Nueva Inglaterra, 31 de Octubre de 1697
La luna resplandecía en el horizonte. Una atmósfera densa y pegajosa, impropia de la época del año, se cernía sobre Wesboroth desde hacía días y casi todos los hogares permanecían con las ventanas abiertas, esperando ansiosos a que se colara en el interior de las casas una refrescante brisa nocturna.
La quietud era desconcertante, invadía la población desde los límites del bosque y se extendía a través de los campos de calabazas, maíz y centeno. En las calles desérticas no había ni un alma, ni siquiera se escuchaba el zumbido de las moscas revoloteando alrededor de las heces de los animales. Todo era silencio.
Shirley dormía junto a su hermano pequeño. Se había propuesto permanecer despierta hasta que llegara padre, pero la temperatura sofocante y las altas horas de la noche no habían jugado a su favor.
La joven se removió inquieta, torturada por una terrible pesadilla.
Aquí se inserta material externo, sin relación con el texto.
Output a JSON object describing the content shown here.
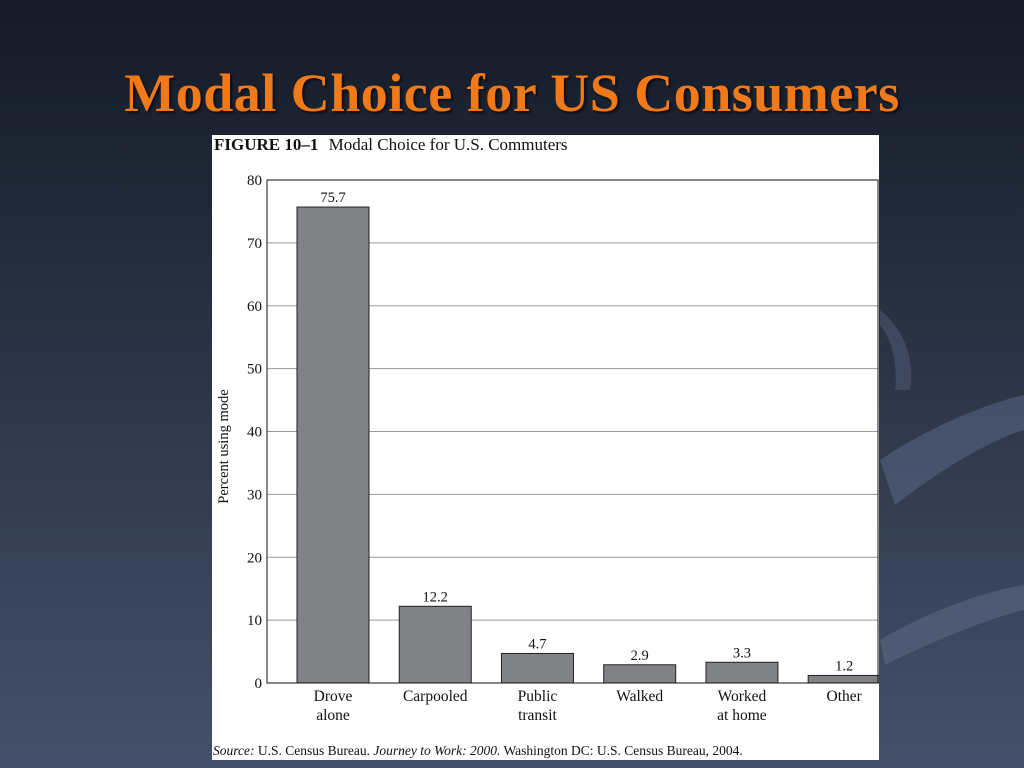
{
  "slide": {
    "title": "Modal Choice for US Consumers"
  },
  "figure": {
    "number": "FIGURE 10–1",
    "caption": "Modal Choice for U.S. Commuters",
    "source": {
      "label": "Source:",
      "org": "U.S. Census Bureau.",
      "publication": "Journey to Work: 2000.",
      "rest": "Washington DC: U.S. Census Bureau, 2004."
    }
  },
  "chart_data": {
    "type": "bar",
    "title": "Modal Choice for U.S. Commuters",
    "xlabel": "",
    "ylabel": "Percent using mode",
    "ylim": [
      0,
      80
    ],
    "yticks": [
      0,
      10,
      20,
      30,
      40,
      50,
      60,
      70,
      80
    ],
    "grid": true,
    "categories": [
      [
        "Drove",
        "alone"
      ],
      [
        "Carpooled"
      ],
      [
        "Public",
        "transit"
      ],
      [
        "Walked"
      ],
      [
        "Worked",
        "at home"
      ],
      [
        "Other"
      ]
    ],
    "values": [
      75.7,
      12.2,
      4.7,
      2.9,
      3.3,
      1.2
    ],
    "data_labels": [
      "75.7",
      "12.2",
      "4.7",
      "2.9",
      "3.3",
      "1.2"
    ],
    "bar_color": "#808285"
  },
  "theme": {
    "title_color": "#f07a1a",
    "background": "#2a3345"
  }
}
En ésta volvía a presenciar desde su escondite como la señora Felding ardía. La veía gritar, la escuchaba toser, aullar en una agonía atroz mientras las llamas devoraban su cuerpo. Entonces las palabras del reverendo Matews invadían el sueño, contundentes, escupidas con un odio visceral que ella no alcanzaba a comprender.
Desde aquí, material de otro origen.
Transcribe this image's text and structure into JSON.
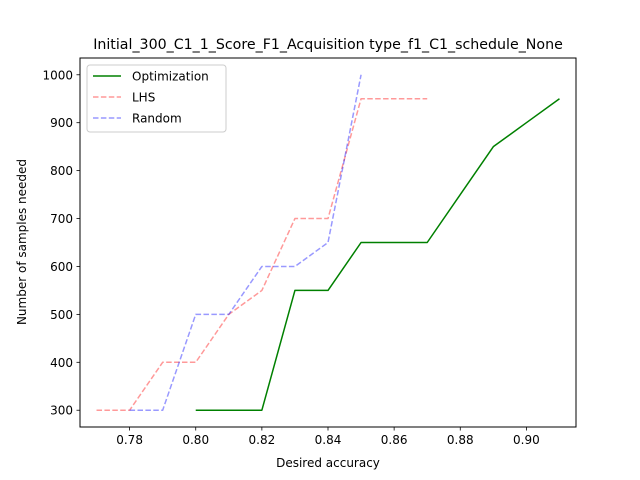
{
  "chart_data": {
    "type": "line",
    "title": "Initial_300_C1_1_Score_F1_Acquisition type_f1_C1_schedule_None",
    "xlabel": "Desired accuracy",
    "ylabel": "Number of samples needed",
    "xlim": [
      0.765,
      0.915
    ],
    "ylim": [
      265,
      1035
    ],
    "xticks": [
      0.78,
      0.8,
      0.82,
      0.84,
      0.86,
      0.88,
      0.9
    ],
    "xtick_labels": [
      "0.78",
      "0.80",
      "0.82",
      "0.84",
      "0.86",
      "0.88",
      "0.90"
    ],
    "yticks": [
      300,
      400,
      500,
      600,
      700,
      800,
      900,
      1000
    ],
    "ytick_labels": [
      "300",
      "400",
      "500",
      "600",
      "700",
      "800",
      "900",
      "1000"
    ],
    "grid": false,
    "legend_position": "top-left",
    "series": [
      {
        "name": "Optimization",
        "color": "#008000",
        "dashed": false,
        "opacity": 1,
        "x": [
          0.8,
          0.81,
          0.82,
          0.83,
          0.84,
          0.85,
          0.86,
          0.87,
          0.88,
          0.89,
          0.9,
          0.91
        ],
        "y": [
          300,
          300,
          300,
          550,
          550,
          650,
          650,
          650,
          750,
          850,
          900,
          950
        ]
      },
      {
        "name": "LHS",
        "color": "#ff0000",
        "dashed": true,
        "opacity": 0.4,
        "x": [
          0.77,
          0.78,
          0.79,
          0.8,
          0.81,
          0.82,
          0.83,
          0.84,
          0.85,
          0.86,
          0.87
        ],
        "y": [
          300,
          300,
          400,
          400,
          500,
          550,
          700,
          700,
          950,
          950,
          950
        ]
      },
      {
        "name": "Random",
        "color": "#0000ff",
        "dashed": true,
        "opacity": 0.4,
        "x": [
          0.78,
          0.79,
          0.8,
          0.81,
          0.82,
          0.83,
          0.84,
          0.85
        ],
        "y": [
          300,
          300,
          500,
          500,
          600,
          600,
          650,
          1000
        ]
      }
    ]
  }
}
“—Dios condenó a la mujer con dolor como castigo por le pecado original —predicaba éste, frente a la pira— ¡Y contradecir su voluntad es blasfemo! ¡Que la bruja arda en el infierno!”
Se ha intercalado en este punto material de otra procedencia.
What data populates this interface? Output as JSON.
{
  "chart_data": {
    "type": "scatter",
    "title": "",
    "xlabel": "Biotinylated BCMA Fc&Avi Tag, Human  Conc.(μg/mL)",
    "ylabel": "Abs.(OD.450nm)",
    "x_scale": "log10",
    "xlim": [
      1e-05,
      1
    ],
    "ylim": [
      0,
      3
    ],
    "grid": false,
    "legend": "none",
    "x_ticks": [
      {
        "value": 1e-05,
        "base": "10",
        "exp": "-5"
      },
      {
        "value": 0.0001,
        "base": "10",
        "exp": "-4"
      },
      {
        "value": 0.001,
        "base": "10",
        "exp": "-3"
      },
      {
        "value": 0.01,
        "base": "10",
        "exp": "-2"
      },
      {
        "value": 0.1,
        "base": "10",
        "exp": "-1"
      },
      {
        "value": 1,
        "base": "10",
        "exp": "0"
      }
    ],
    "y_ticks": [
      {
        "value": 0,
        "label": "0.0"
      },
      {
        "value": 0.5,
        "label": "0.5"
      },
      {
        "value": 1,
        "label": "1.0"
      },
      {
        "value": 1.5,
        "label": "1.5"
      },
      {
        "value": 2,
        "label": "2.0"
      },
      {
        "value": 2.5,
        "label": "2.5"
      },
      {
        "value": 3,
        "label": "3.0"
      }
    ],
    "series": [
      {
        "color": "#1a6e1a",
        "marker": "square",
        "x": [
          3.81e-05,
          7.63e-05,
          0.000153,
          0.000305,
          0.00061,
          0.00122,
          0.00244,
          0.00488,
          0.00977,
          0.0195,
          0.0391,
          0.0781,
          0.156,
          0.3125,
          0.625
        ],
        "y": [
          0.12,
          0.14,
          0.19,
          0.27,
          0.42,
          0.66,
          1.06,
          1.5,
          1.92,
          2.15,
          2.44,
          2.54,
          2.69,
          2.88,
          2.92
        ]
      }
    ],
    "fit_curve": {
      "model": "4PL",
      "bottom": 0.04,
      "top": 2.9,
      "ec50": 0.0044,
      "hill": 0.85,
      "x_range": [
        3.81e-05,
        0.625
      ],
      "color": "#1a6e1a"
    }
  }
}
La muchacha despertó sobresaltada y miró a su alrededor. Aún quedaban un par de velas encendidas en la pequeña habitación, algo que le insufló un alivio momentáneo. Ya había pasado varios meses desde la ejecución de la comadrona del pueblo y todavía notaba un profundo malestar cuando pensaba en ello. A sus quince años sabía que aquel recuerdo jamás la abandonaría. Además, no podía olvidar los sucesos de la ciudad vecina de Salem, acontecidos unos años antes. Tenía la sensación de que volvería a repetirse aquel terror, padre siempre se lo había advertido. Y por desgracia, parecía no faltarle la razón.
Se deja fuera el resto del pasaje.